Hi all,

Looking into the problem below and having a bit of trouble understanding why the answer is “4” solutions possible. The answer suggests that you use b^2 + 4ac to determine if there are 2 solutions (if the expression with numbers plugged in is positive), 1 solution (if the expression with numbers plugged in is zero) or no solutions (if the expression with numbers plugged in is negative).

Based on what I’ve been able to figure out arithmetically, the only possible solutions are -2 and -1. If you plug in 2 you get 10 and when you plug in 1 you get 4.

What other two numbers can you plug in??

How many real solutions are there for:

∣𝑥^2 + 3𝑥∣ = 2

Solutions:

0

1

2

4

infinite

Hi,

So, here, we will first consider two cases for opening the modulus.

Case 1: ∣𝑥^2 + 3𝑥∣ = 𝑥^2 + 3𝑥, given that 𝑥^2 + 3𝑥 >0 i.e. x(x+3) > 0

Here, 𝑥^2 + 3𝑥 = 2

D = 9 - 4(1)(-2) = 17 > 0. Therefore, 2 solutions here. Since D is not a perfect square, the solutions will be irrational.
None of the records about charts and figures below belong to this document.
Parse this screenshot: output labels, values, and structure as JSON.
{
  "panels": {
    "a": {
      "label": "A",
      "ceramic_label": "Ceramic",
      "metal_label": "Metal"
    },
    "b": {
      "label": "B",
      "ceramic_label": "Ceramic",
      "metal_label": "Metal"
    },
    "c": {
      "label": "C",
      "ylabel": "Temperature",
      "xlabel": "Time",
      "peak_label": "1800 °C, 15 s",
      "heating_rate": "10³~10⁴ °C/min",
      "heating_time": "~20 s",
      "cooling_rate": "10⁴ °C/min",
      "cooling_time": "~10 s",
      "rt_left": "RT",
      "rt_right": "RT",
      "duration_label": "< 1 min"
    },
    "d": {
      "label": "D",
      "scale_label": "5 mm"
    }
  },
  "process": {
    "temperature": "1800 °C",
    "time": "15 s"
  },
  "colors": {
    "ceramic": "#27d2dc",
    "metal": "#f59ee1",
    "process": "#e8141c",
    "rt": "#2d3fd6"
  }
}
Our solutions also satisfy x(x+3) > 0. Therefore, both solutions are valid.

(You can compare these values from the answer mentioned by Leaderboard in replies)
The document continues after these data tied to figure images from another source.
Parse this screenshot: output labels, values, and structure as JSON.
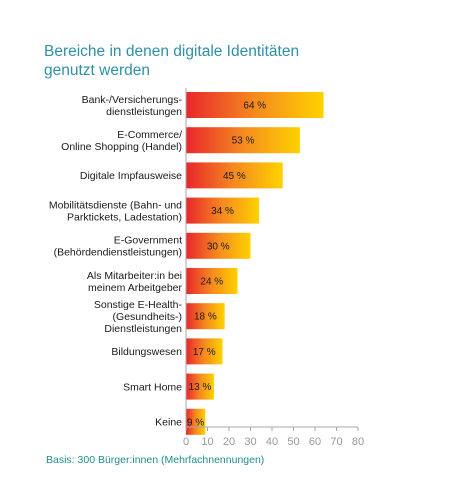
{
  "header": {
    "title_line1": "Bereiche in denen digitale Identitäten",
    "title_line2": "genutzt werden"
  },
  "footer": {
    "basis": "Basis: 300 Bürger:innen (Mehrfachnennungen)"
  },
  "colors": {
    "bar_start": "#e8262c",
    "bar_mid": "#f58a1f",
    "bar_end": "#ffd200",
    "title": "#2f8fa6",
    "axis": "#aaaaaa"
  },
  "chart_data": {
    "type": "bar",
    "orientation": "horizontal",
    "categories": [
      [
        "Bank-/Versicherungs-",
        "dienstleistungen"
      ],
      [
        "E-Commerce/",
        "Online Shopping (Handel)"
      ],
      [
        "Digitale Impfausweise"
      ],
      [
        "Mobilitätsdienste (Bahn- und",
        "Parktickets, Ladestation)"
      ],
      [
        "E-Government",
        "(Behördendienstleistungen)"
      ],
      [
        "Als Mitarbeiter:in bei",
        "meinem Arbeitgeber"
      ],
      [
        "Sonstige E-Health-",
        "(Gesundheits-)",
        "Dienstleistungen"
      ],
      [
        "Bildungswesen"
      ],
      [
        "Smart Home"
      ],
      [
        "Keine"
      ]
    ],
    "values": [
      64,
      53,
      45,
      34,
      30,
      24,
      18,
      17,
      13,
      9
    ],
    "value_labels": [
      "64 %",
      "53 %",
      "45 %",
      "34 %",
      "30 %",
      "24 %",
      "18 %",
      "17 %",
      "13 %",
      "9 %"
    ],
    "xticks": [
      0,
      10,
      20,
      30,
      40,
      50,
      60,
      70,
      80
    ],
    "xlim": [
      0,
      80
    ],
    "grid": false
  }
}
Case 2: ∣𝑥^2 + 3𝑥∣ = -(𝑥^2 + 3𝑥), given that 𝑥^2 + 3𝑥 <0 i.e. x(x+3) < 0

Here, -𝑥^2 - 3𝑥 = 2

So, 𝑥^2 + 3𝑥 + 2 = 0. By factorization, we get (x+2)(x+1)=0. There are two solutions here, too.

Our solutions also satisfy x(x+3) < 0, so these are both valid solutions.

So, the total solutions will be 4.